Baseado
no romance com o mesmo título de Ernest Pérochon (1924), o filme As Guardiãs (2017), de Xavier Beauvois,
visto em DVD, centra-se em França, no período da Primeira Guerra Mundial. O
título refere-se às mulheres que durante a guerra ficaram encarregadas de
preservar o património familiar, enquanto os homens estavam ausentes em combate.

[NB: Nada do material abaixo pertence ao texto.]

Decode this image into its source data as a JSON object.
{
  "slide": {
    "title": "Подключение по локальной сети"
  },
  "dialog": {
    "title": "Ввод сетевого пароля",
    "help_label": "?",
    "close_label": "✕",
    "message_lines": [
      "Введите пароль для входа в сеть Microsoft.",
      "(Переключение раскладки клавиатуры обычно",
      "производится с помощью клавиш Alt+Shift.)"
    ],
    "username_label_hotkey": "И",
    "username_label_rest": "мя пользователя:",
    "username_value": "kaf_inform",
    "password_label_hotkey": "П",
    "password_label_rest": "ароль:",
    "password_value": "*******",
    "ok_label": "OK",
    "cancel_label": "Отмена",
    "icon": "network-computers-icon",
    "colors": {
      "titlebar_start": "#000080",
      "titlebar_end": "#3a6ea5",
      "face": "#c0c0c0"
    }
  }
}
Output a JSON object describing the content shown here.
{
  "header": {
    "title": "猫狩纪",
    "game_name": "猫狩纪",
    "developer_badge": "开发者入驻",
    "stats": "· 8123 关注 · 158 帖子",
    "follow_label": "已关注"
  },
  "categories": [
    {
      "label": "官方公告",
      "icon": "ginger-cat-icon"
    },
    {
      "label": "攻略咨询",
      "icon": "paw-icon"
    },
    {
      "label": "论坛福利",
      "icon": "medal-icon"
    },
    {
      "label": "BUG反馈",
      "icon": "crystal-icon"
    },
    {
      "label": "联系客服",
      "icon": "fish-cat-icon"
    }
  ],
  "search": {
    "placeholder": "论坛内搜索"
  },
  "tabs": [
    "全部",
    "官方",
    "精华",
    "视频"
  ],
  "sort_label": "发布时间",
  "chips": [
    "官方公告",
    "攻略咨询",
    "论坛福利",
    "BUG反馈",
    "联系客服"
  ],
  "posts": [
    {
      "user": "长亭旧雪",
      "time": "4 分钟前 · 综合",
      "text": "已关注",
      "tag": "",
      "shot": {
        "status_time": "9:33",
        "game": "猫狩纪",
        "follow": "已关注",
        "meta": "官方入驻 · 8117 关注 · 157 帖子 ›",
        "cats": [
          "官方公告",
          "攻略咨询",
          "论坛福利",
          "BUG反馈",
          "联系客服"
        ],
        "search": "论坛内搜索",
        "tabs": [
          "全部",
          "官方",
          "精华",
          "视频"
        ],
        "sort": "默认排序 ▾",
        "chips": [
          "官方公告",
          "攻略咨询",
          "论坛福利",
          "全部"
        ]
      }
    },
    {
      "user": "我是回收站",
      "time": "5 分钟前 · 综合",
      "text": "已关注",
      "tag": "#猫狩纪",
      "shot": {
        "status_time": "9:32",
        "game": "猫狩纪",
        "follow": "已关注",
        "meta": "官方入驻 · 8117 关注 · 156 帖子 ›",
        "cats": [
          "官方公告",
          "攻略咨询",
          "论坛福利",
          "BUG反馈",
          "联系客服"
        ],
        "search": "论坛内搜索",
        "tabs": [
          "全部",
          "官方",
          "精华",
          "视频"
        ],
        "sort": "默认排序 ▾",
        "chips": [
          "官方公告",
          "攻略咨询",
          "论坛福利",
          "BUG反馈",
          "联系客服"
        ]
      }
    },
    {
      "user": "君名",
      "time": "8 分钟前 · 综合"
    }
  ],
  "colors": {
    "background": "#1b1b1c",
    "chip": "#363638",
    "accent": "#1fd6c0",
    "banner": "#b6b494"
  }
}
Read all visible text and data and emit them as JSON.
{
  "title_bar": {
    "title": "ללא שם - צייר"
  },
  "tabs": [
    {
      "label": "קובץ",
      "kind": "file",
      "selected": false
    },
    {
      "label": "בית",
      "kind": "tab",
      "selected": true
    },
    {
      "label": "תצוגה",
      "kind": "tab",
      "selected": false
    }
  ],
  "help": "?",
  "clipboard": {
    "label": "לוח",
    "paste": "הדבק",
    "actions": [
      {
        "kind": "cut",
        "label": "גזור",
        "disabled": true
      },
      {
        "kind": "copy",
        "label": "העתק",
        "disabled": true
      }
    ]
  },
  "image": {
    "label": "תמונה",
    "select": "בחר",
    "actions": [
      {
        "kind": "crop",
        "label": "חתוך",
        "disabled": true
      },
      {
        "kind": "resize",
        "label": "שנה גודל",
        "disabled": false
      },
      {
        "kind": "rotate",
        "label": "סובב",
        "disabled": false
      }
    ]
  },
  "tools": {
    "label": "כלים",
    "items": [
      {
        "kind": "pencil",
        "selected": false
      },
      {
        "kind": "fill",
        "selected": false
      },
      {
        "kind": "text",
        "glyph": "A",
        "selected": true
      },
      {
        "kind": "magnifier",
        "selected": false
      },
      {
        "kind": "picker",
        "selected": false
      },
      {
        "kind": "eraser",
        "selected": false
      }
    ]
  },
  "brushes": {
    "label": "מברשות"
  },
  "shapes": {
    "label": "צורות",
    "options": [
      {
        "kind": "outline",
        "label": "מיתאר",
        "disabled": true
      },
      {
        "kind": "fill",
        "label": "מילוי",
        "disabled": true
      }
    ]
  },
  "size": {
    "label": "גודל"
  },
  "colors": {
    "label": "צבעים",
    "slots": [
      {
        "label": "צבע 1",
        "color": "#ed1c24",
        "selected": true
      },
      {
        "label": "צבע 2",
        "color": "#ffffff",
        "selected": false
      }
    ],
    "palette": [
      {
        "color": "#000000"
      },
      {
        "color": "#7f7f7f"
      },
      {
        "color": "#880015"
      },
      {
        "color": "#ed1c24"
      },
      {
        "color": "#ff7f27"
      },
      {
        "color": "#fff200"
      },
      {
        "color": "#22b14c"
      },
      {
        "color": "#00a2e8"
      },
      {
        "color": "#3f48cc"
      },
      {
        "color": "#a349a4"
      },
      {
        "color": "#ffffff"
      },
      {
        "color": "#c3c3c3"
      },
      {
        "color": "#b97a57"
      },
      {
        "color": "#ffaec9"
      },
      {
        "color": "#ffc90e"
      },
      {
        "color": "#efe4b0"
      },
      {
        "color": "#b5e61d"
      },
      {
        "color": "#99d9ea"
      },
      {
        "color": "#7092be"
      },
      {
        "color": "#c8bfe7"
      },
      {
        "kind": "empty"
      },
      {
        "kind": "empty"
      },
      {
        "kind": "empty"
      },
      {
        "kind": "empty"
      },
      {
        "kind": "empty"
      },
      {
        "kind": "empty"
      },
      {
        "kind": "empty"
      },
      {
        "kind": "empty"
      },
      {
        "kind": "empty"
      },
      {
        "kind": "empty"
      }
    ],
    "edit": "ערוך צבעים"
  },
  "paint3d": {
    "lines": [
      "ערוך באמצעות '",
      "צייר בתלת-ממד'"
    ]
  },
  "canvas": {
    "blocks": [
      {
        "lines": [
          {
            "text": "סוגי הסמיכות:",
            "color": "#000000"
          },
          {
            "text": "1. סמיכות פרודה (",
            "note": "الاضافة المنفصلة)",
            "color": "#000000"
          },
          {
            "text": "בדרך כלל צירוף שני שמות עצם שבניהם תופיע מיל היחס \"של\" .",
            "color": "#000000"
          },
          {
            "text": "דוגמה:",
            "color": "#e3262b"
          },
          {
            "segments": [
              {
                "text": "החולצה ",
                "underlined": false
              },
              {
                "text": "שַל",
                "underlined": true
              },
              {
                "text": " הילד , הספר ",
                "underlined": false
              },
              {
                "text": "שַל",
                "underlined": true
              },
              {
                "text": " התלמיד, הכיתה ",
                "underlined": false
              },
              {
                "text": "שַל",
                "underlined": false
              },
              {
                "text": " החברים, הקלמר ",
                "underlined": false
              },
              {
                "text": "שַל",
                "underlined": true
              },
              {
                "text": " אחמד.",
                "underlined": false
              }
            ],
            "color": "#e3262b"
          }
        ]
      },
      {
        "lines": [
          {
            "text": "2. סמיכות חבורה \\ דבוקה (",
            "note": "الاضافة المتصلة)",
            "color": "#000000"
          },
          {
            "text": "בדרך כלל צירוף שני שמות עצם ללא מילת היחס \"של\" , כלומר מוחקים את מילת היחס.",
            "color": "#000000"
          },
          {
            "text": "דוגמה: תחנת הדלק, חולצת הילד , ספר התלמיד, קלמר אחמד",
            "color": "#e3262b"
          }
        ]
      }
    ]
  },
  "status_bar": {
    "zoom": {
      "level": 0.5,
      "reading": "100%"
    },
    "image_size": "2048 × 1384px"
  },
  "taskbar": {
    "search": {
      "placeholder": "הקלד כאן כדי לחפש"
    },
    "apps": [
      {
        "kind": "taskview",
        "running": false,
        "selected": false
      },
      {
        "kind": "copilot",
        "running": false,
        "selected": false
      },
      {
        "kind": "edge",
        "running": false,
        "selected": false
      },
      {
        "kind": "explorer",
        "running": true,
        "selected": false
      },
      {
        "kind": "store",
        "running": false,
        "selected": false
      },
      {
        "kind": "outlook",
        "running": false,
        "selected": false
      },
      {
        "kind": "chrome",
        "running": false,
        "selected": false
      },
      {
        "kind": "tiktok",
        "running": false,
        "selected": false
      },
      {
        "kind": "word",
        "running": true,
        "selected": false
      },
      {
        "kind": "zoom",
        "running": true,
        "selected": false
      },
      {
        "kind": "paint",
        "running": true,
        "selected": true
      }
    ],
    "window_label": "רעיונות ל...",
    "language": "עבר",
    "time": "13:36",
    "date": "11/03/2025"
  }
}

A guardiã mais importante do filme é Hortense (Nathalie Baye), uma matriarca
que chama a si a defesa não só da quinta da família mas também de uma visão de
mundo conservadora, associada ao desejo de manter tudo como está,
independentemente de isso ser injusto para alguns. Vamos vendo sinais de
mudança lenta na crescente mecanização das actividades agrícolas (a
ceifeira-debulhadora, o tractor), na alteração de costumes propiciada pela
presença dos soldados americanos, mas sobretudo na personagem de Francine (Iris
Bry), uma rapariga órfã, “que não se sabe de onde vem”, mas é capaz de fazer
tanto tarefas delicadas como trabalhos mais exigentes do ponto de vista físico
e tradicionalmente atribuídos aos homens. A resistência de Hortense à mudança
torna-se clara no repúdio de Francine quando descobre a relação desta com o
filho. Curiosamente, esta resistência parece reflectir-se na resistência à
narrativa do próprio filme. O realizador mostra-se mais interessado em explorar
a suspensão temporal instalada pela guerra, os gestos repetitivos das
actividades agrícolas, a angústia permanente devido à expectativa das notícias
da frente de combate e os rostos das camponesas, em vez de investir na
narração. O Cinéfilo Preguiçoso nada tem contra a resistência à narração (pelo
contrário!); dir-se-ia, no entanto, que Beauvois não sabe muito bem o que fazer
com ela. Em certos momentos, lembramo-nos de um filme como Days of Heaven (1978), de Terrence Malick, mas enquanto em Malick o
desejo da transcendência está sempre presente, Beauvois cinge-se à terra,
parecendo incapaz de voos mais altos. O resultado é um filme de grande beleza
visual, que capitaliza com proveito a influência estética das obras de Corot,
Millet e outros pintores da escola Barbizon, mas não consegue despertar o
interesse do espectador pelas personagens. Reflectindo sobre as imagens de
camponesas absortas nas actividades de cultivo da terra dos pintores que já
referimos, o crítico Michael Fried descreve-as como uma figuração do esforço
físico e da absorção do processo do próprio artista a debater-se com a pintura.
Talvez possamos dizer uma coisa semelhante sobre este filme, onde vemos um realizador
a debater-se com o cinema, sem conseguir sair deste embate com uma vitória.